Il vous faudra donc aller sur le site de Bestbits, indiqué dans les bookmars à la fin de cet article, et télécharger l'ensemble des composants. Lors du téléchargement, il vous faudra choisir la version de patchs correspondant à la version du noyau que vous désirez utiliser.
Application des patchs et recompilation du noyau
Munis des sources du noyau désiré, préalablement décompressées à partir d'un quelconque répertoire dans le répertoire linux, il vous faut maintenant appliquer les patchs, en commençant par le patch Extended Attributes, puis le patch ACL kernel.
# tar xzf linux-2.2.18.tar.gz # cd linux
Le passage des patchs se fera de la façon suivante, à la spécification des chemins d'accès près (ici, les patchs sont dans le répertoire contenant le répertoire linux).
# gzip -cd < ../linux-9.9.9-ea-0.0.0.patch.gz | patch -p1 # gzip -cd < ../linux-9.9.9-acl-0.0.0.patch.gz | patch -p1
Les messages `patching files' doivent alors s'afficher.
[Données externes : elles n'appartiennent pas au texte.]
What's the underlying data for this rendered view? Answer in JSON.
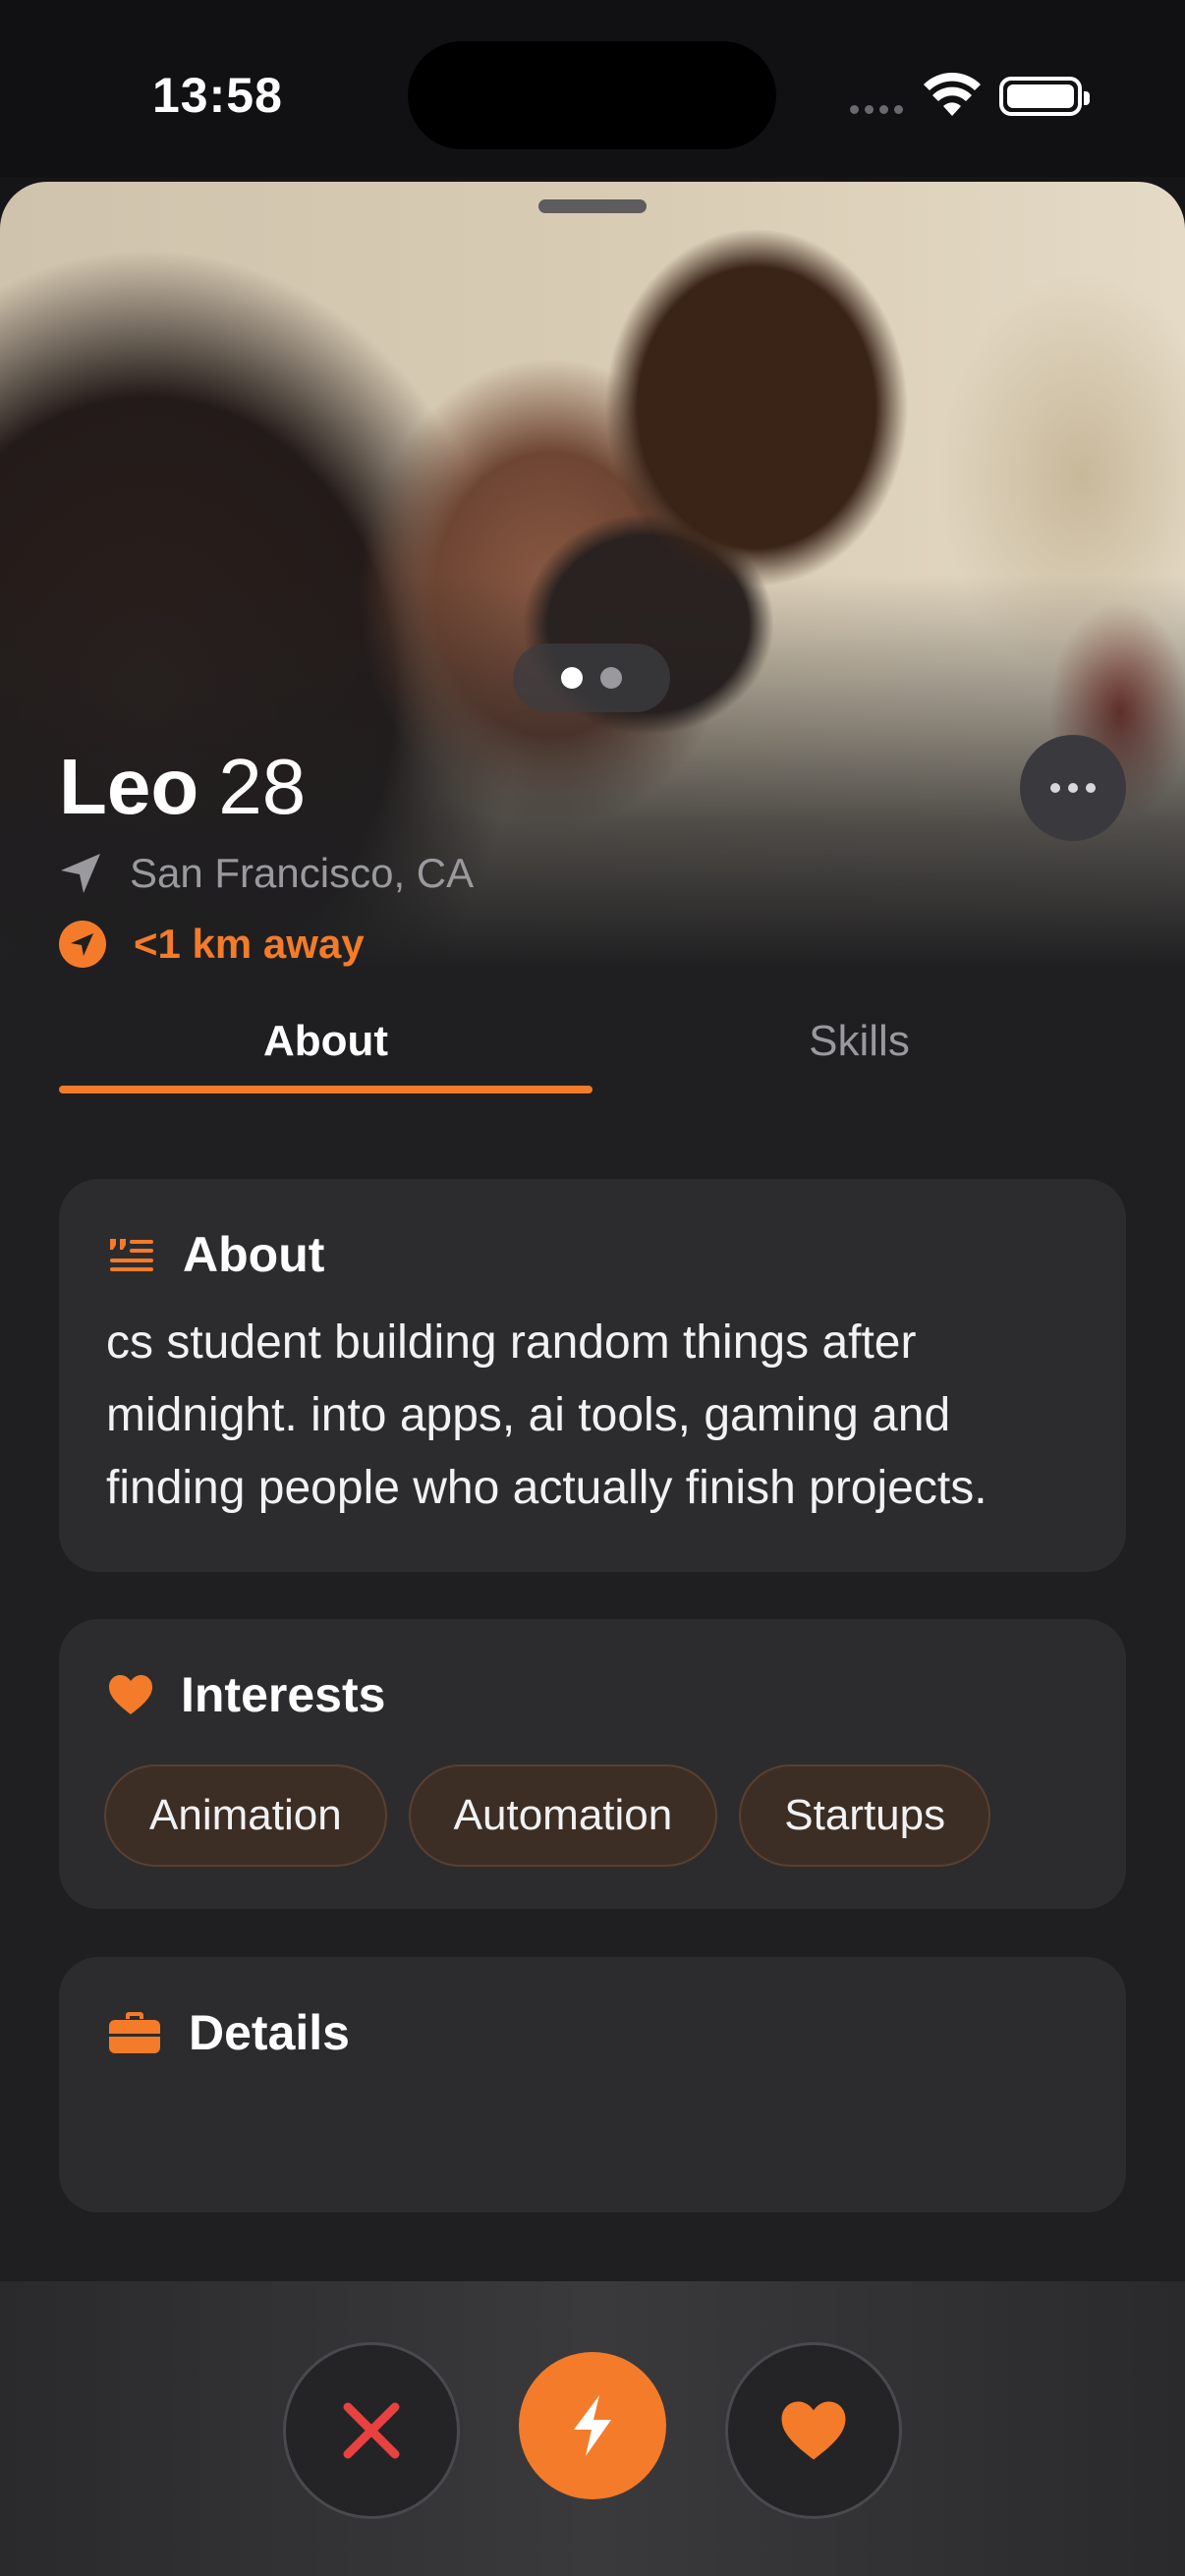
{
  "status_bar": {
    "time": "13:58"
  },
  "profile": {
    "name": "Leo",
    "age": "28",
    "location": "San Francisco, CA",
    "distance": "<1 km away",
    "photo_count": 2,
    "active_photo": 1
  },
  "tabs": [
    {
      "label": "About",
      "selected": true
    },
    {
      "label": "Skills",
      "selected": false
    }
  ],
  "about_card": {
    "title": "About",
    "text": "cs student building random things after midnight. into apps, ai tools, gaming and finding people who actually finish projects."
  },
  "interests_card": {
    "title": "Interests",
    "chips": [
      "Animation",
      "Automation",
      "Startups"
    ]
  },
  "details_card": {
    "title": "Details"
  },
  "colors": {
    "accent": "#f47b2a",
    "pass": "#e8413f",
    "background": "#1f1f21",
    "card": "#2c2c2e"
  },
  "icons": {
    "pass": "x-icon",
    "boost": "lightning-icon",
    "like": "heart-icon",
    "location": "location-arrow-icon",
    "distance": "navigation-circle-icon",
    "about": "quote-lines-icon",
    "interests": "heart-icon",
    "details": "briefcase-icon"
  }
}
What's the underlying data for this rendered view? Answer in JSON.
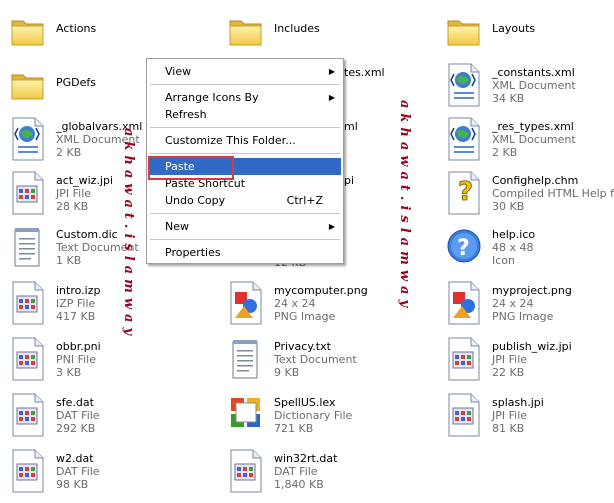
{
  "files": [
    {
      "name": "Actions",
      "type": "",
      "size": ""
    },
    {
      "name": "Includes",
      "type": "",
      "size": ""
    },
    {
      "name": "Layouts",
      "type": "",
      "size": ""
    },
    {
      "name": "PGDefs",
      "type": "",
      "size": ""
    },
    {
      "name": "tes.xml",
      "type": "",
      "size": ""
    },
    {
      "name": "_constants.xml",
      "type": "XML Document",
      "size": "34 KB"
    },
    {
      "name": "_globalvars.xml",
      "type": "XML Document",
      "size": "2 KB"
    },
    {
      "name": "ml",
      "type": "",
      "size": ""
    },
    {
      "name": "_res_types.xml",
      "type": "XML Document",
      "size": "2 KB"
    },
    {
      "name": "act_wiz.jpi",
      "type": "JPI File",
      "size": "28 KB"
    },
    {
      "name": "pi",
      "type": "",
      "size": ""
    },
    {
      "name": "Confighelp.chm",
      "type": "Compiled HTML Help file",
      "size": "30 KB"
    },
    {
      "name": "Custom.dic",
      "type": "Text Document",
      "size": "1 KB"
    },
    {
      "name": "12 KB",
      "type": "",
      "size": ""
    },
    {
      "name": "help.ico",
      "type": "48 x 48",
      "size": "Icon"
    },
    {
      "name": "intro.izp",
      "type": "IZP File",
      "size": "417 KB"
    },
    {
      "name": "mycomputer.png",
      "type": "24 x 24",
      "size": "PNG Image"
    },
    {
      "name": "myproject.png",
      "type": "24 x 24",
      "size": "PNG Image"
    },
    {
      "name": "obbr.pni",
      "type": "PNI File",
      "size": "3 KB"
    },
    {
      "name": "Privacy.txt",
      "type": "Text Document",
      "size": "9 KB"
    },
    {
      "name": "publish_wiz.jpi",
      "type": "JPI File",
      "size": "22 KB"
    },
    {
      "name": "sfe.dat",
      "type": "DAT File",
      "size": "292 KB"
    },
    {
      "name": "SpellUS.lex",
      "type": "Dictionary File",
      "size": "721 KB"
    },
    {
      "name": "splash.jpi",
      "type": "JPI File",
      "size": "81 KB"
    },
    {
      "name": "w2.dat",
      "type": "DAT File",
      "size": "98 KB"
    },
    {
      "name": "win32rt.dat",
      "type": "DAT File",
      "size": "1,840 KB"
    }
  ],
  "menu": {
    "view": "View",
    "arrange": "Arrange Icons By",
    "refresh": "Refresh",
    "customize": "Customize This Folder...",
    "paste": "Paste",
    "paste_shortcut": "Paste Shortcut",
    "undo": "Undo Copy",
    "undo_key": "Ctrl+Z",
    "new": "New",
    "properties": "Properties"
  },
  "watermark": "akhawat.islamway",
  "colors": {
    "selection": "#316ac5",
    "highlight_box": "#e0383a",
    "watermark": "#a00018"
  }
}
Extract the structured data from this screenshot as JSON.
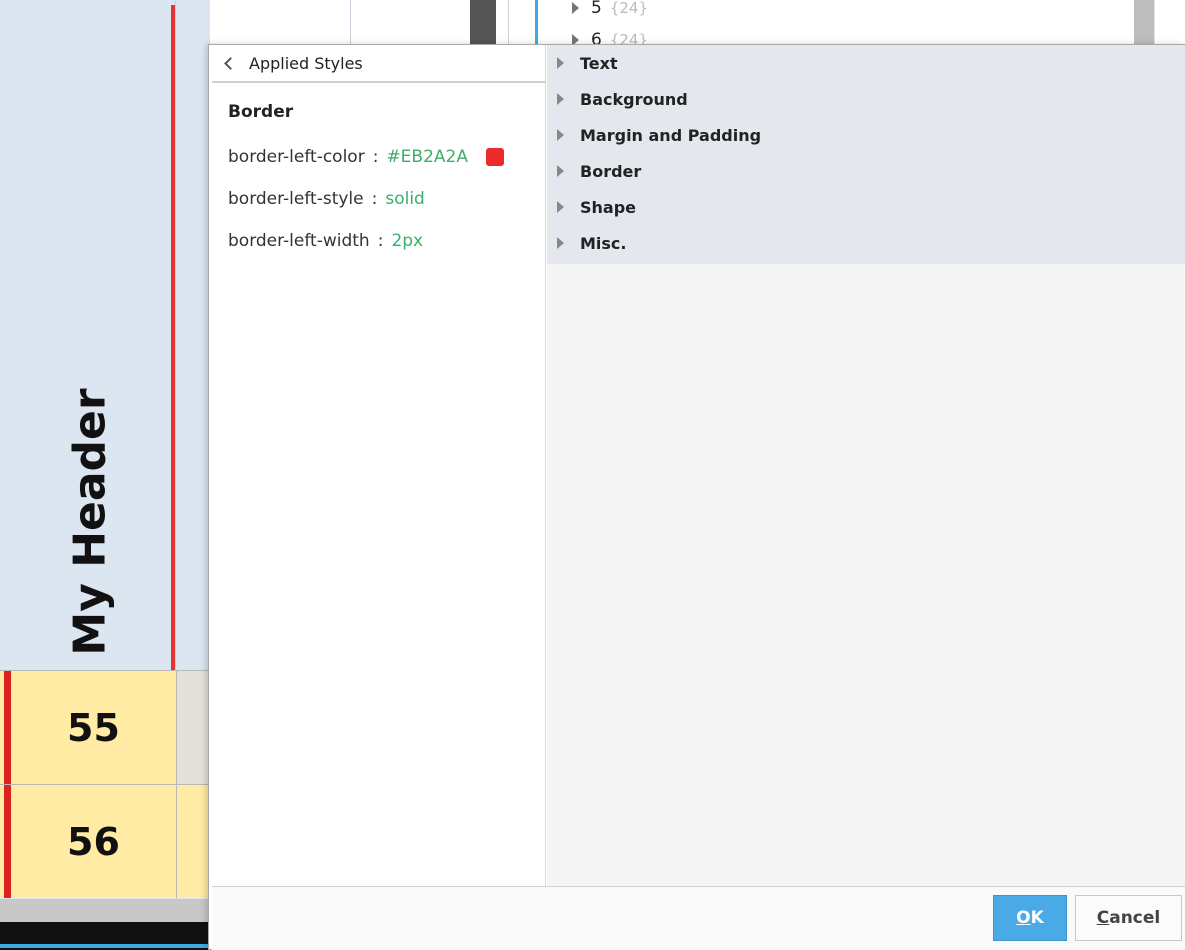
{
  "background_table": {
    "header_label": "My Header",
    "rows": [
      {
        "value": "55"
      },
      {
        "value": "56"
      }
    ]
  },
  "tree": {
    "items": [
      {
        "index": "5",
        "meta": "{24}"
      },
      {
        "index": "6",
        "meta": "{24}"
      }
    ]
  },
  "dialog": {
    "back_label": "Applied Styles",
    "section_title": "Border",
    "properties": [
      {
        "name": "border-left-color",
        "separator": ":",
        "value": "#EB2A2A",
        "swatch_color": "#EB2A2A"
      },
      {
        "name": "border-left-style",
        "separator": ":",
        "value": "solid"
      },
      {
        "name": "border-left-width",
        "separator": ":",
        "value": "2px"
      }
    ],
    "categories": [
      {
        "label": "Text"
      },
      {
        "label": "Background"
      },
      {
        "label": "Margin and Padding"
      },
      {
        "label": "Border"
      },
      {
        "label": "Shape"
      },
      {
        "label": "Misc."
      }
    ],
    "ok": {
      "mnemonic": "O",
      "rest": "K"
    },
    "cancel": {
      "mnemonic": "C",
      "rest": "ancel"
    }
  },
  "colors": {
    "accent_blue": "#4AAAE6",
    "value_green": "#3DAE6A",
    "border_red": "#EB2A2A",
    "row_yellow": "#FFEBA3",
    "header_blue": "#DCE6F1"
  }
}
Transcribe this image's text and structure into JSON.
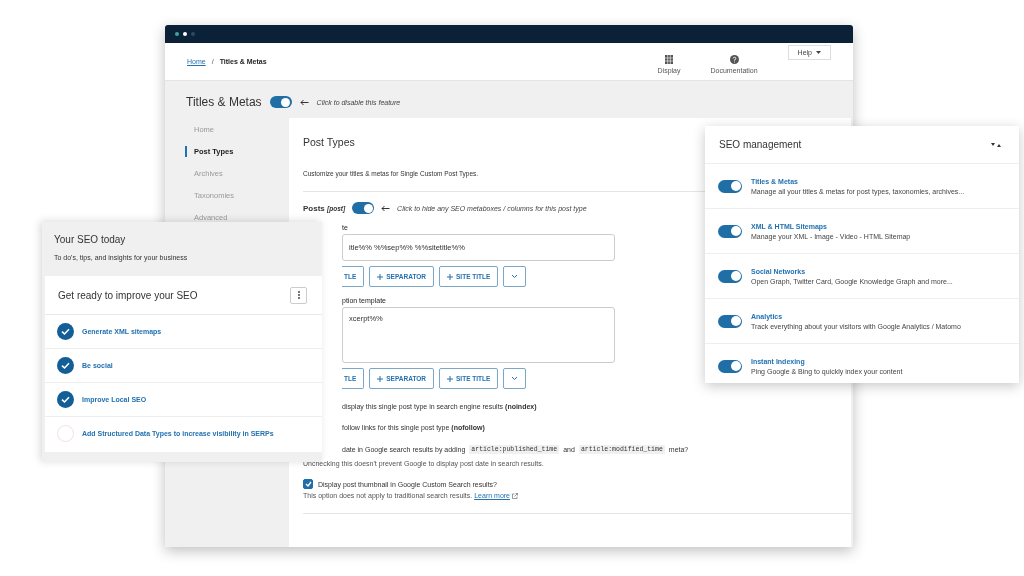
{
  "window": {
    "breadcrumb": [
      {
        "label": "Home",
        "link": true
      },
      {
        "label": "Titles & Metas",
        "link": false
      }
    ],
    "header_actions": [
      {
        "kind": "display",
        "label": "Display"
      },
      {
        "kind": "docs",
        "label": "Documentation"
      }
    ],
    "breadcrumb_separator": "/",
    "help_button": "Help"
  },
  "page": {
    "title": "Titles & Metas",
    "enabled": true,
    "hint": "Click to disable this feature"
  },
  "sidebar": {
    "items": [
      {
        "label": "Home",
        "selected": false
      },
      {
        "label": "Post Types",
        "selected": true
      },
      {
        "label": "Archives",
        "selected": false
      },
      {
        "label": "Taxonomies",
        "selected": false
      },
      {
        "label": "Advanced",
        "selected": false
      }
    ]
  },
  "card": {
    "title": "Post Types",
    "description": "Customize your titles & metas for Single Custom Post Types.",
    "section": {
      "name": "Posts",
      "slug": "[post]",
      "enabled": true,
      "hint": "Click to hide any SEO metaboxes / columns for this post type"
    },
    "title_field": {
      "label": "te",
      "value": "itle%% %%sep%% %%sitetitle%%"
    },
    "title_buttons": [
      {
        "kind": "partial",
        "label": "TLE"
      },
      {
        "kind": "add",
        "label": "SEPARATOR"
      },
      {
        "kind": "add",
        "label": "SITE TITLE"
      },
      {
        "kind": "more"
      }
    ],
    "description_field": {
      "label": "ption template",
      "value": "xcerpt%%"
    },
    "description_buttons": [
      {
        "kind": "partial",
        "label": "TLE"
      },
      {
        "kind": "add",
        "label": "SEPARATOR"
      },
      {
        "kind": "add",
        "label": "SITE TITLE"
      },
      {
        "kind": "more"
      }
    ],
    "options": [
      {
        "kind": "line",
        "text": "display this single post type in search engine results **(noindex)**"
      },
      {
        "kind": "line",
        "text": "follow links for this single post type **(nofollow)**"
      },
      {
        "kind": "parts",
        "parts": [
          {
            "text": "date in Google search results by adding",
            "code": false
          },
          {
            "text": "article:published_time",
            "code": true
          },
          {
            "text": "and",
            "code": false
          },
          {
            "text": "article:modified_time",
            "code": true
          },
          {
            "text": "meta?",
            "code": false
          }
        ],
        "note": "Unchecking this doesn't prevent Google to display post date in search results."
      },
      {
        "kind": "checkbox",
        "label": "Display post thumbnail in Google Custom Search results?",
        "checked": true,
        "note": "This option does not apply to traditional search results.",
        "link": "Learn more"
      }
    ]
  },
  "seo_today": {
    "title": "Your SEO today",
    "subtitle": "To do's, tips, and insights for your business",
    "card": {
      "title": "Get ready to improve your SEO",
      "tasks": [
        {
          "label": "Generate XML sitemaps",
          "done": true
        },
        {
          "label": "Be social",
          "done": true
        },
        {
          "label": "Improve Local SEO",
          "done": true
        },
        {
          "label": "Add Structured Data Types to increase visibility in SERPs",
          "done": false
        }
      ]
    }
  },
  "seo_management": {
    "title": "SEO management",
    "modules": [
      {
        "name": "Titles & Metas",
        "description": "Manage all your titles & metas for post types, taxonomies, archives...",
        "enabled": true
      },
      {
        "name": "XML & HTML Sitemaps",
        "description": "Manage your XML - Image - Video - HTML Sitemap",
        "enabled": true
      },
      {
        "name": "Social Networks",
        "description": "Open Graph, Twitter Card, Google Knowledge Graph and more...",
        "enabled": true
      },
      {
        "name": "Analytics",
        "description": "Track everything about your visitors with Google Analytics / Matomo",
        "enabled": true
      },
      {
        "name": "Instant Indexing",
        "description": "Ping Google & Bing to quickly index your content",
        "enabled": true
      }
    ]
  }
}
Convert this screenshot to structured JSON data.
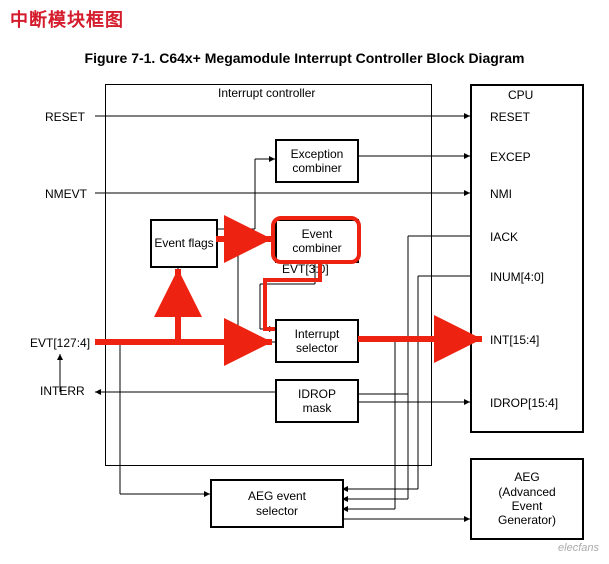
{
  "header": "中断模块框图",
  "figure_title": "Figure 7-1.  C64x+ Megamodule Interrupt Controller Block Diagram",
  "outer_box": {
    "title": "Interrupt controller"
  },
  "cpu_box": {
    "title": "CPU"
  },
  "left_signals": {
    "reset": "RESET",
    "nmevt": "NMEVT",
    "evt": "EVT[127:4]",
    "interr": "INTERR"
  },
  "right_signals": {
    "reset": "RESET",
    "excep": "EXCEP",
    "nmi": "NMI",
    "iack": "IACK",
    "inum": "INUM[4:0]",
    "int": "INT[15:4]",
    "idrop": "IDROP[15:4]"
  },
  "blocks": {
    "evt_flags": "Event flags",
    "exc_comb_l1": "Exception",
    "exc_comb_l2": "combiner",
    "evt_comb_l1": "Event",
    "evt_comb_l2": "combiner",
    "int_sel_l1": "Interrupt",
    "int_sel_l2": "selector",
    "idrop_l1": "IDROP",
    "idrop_l2": "mask",
    "aeg_sel_l1": "AEG event",
    "aeg_sel_l2": "selector",
    "aeg_box_l1": "AEG",
    "aeg_box_l2": "(Advanced",
    "aeg_box_l3": "Event",
    "aeg_box_l4": "Generator)"
  },
  "bus_label": "EVT[3:0]",
  "watermark": "elecfans"
}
Un message d'erreur indiquera que vous aurez probablement tenté d'appliquer les patchs dans le désordre, ou que vous n'avez pas utilisé la bonne révision du kernel.
Il vous faudra ensuite reconfigurer le kernel, en demandant l'invite pour les composants en développement à partir des options de maturité du code, que l'on sélectionne depuis le menu principal.
Puis, à partir du menu filesystems, sélectionnez les options Extended Filesystem, Extended User Attributes, Posix ACLs et Extended ext2 attributes. Retournez ensuite au menu principal, et sauvegardez la configuration. Il ne vous reste plus qu'à recompiler le kernel et l'ensemble de ses modules.
Attention, la description de cette manipulation concerne bien sûr uniquement l'adjonction au noyau des fonctionnalités ACL. Afin de retrouver un noyau comme celui que vous avez peut-être par défaut, d'autres options peuvent être à sélectionner (comme le support d'une carte SCI, ou de l'USB par exemple).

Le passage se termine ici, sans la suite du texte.